Volume 10, Number 7, July 2019, pages 222-223

Syphilitic Hepatitis: An Uncommon Manifestation

Syphilis is a complex systemic disease caused by Treponema pallidum, a very invasive spirochete. It is transmitted through sexual contact, with a high incidence in men who have sex with men (MSM), and is associated with other sexually transmitted diseases (STDs) such as human immunodeficiency virus (HIV) infection [1]. Diagnosis is not made by isolation in culture, but usually depends on serological tests or confirmation of the spirochete in histological samples [2].

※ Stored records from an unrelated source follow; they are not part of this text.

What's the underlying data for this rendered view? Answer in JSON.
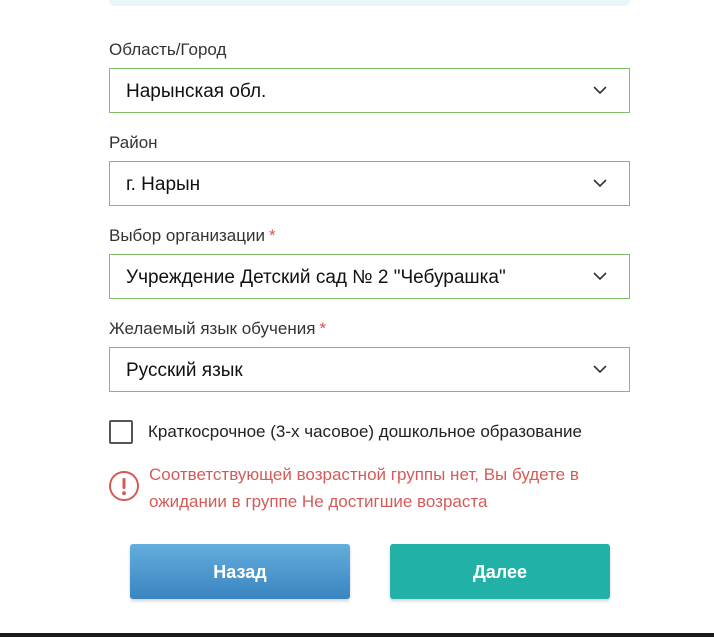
{
  "form": {
    "region": {
      "label": "Область/Город",
      "value": "Нарынская обл."
    },
    "district": {
      "label": "Район",
      "value": "г. Нарын"
    },
    "organization": {
      "label": "Выбор организации",
      "required_mark": "*",
      "value": "Учреждение Детский сад № 2 \"Чебурашка\""
    },
    "language": {
      "label": "Желаемый язык обучения",
      "required_mark": "*",
      "value": "Русский язык"
    },
    "short_term": {
      "label": "Краткосрочное (3-х часовое) дошкольное образование",
      "checked": false
    },
    "warning": {
      "icon": "exclamation-circle-icon",
      "text": "Соответствующей возрастной группы нет, Вы будете в ожидании в группе Не достигшие возраста"
    }
  },
  "buttons": {
    "back_label": "Назад",
    "next_label": "Далее"
  },
  "colors": {
    "select_border": "#7fbf6a",
    "required": "#d9534f",
    "warning": "#d45b58",
    "back_button": "#4a97cf",
    "next_button": "#21b1a6"
  }
}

It occurs with primary lesion after a latency period of 2 to 6 weeks. The secondary phase, disseminated, usually associated with mucocutaneous lesions and lymphadenopathy, may involve any organ [3].

Symptomatic syphilitic hepatitis is a rare manifestation, characterized by a marked elevation of alkaline phosphatase, moderate elevation of transaminases, and no changes in bilirubin. Histologically, portal inflammation and non-caseous granulomas are identified without associated necrosis [4].

The treatment involves the use of benzathine penicillin, with the schedule depending on the stage of the disease and the organs involved [5].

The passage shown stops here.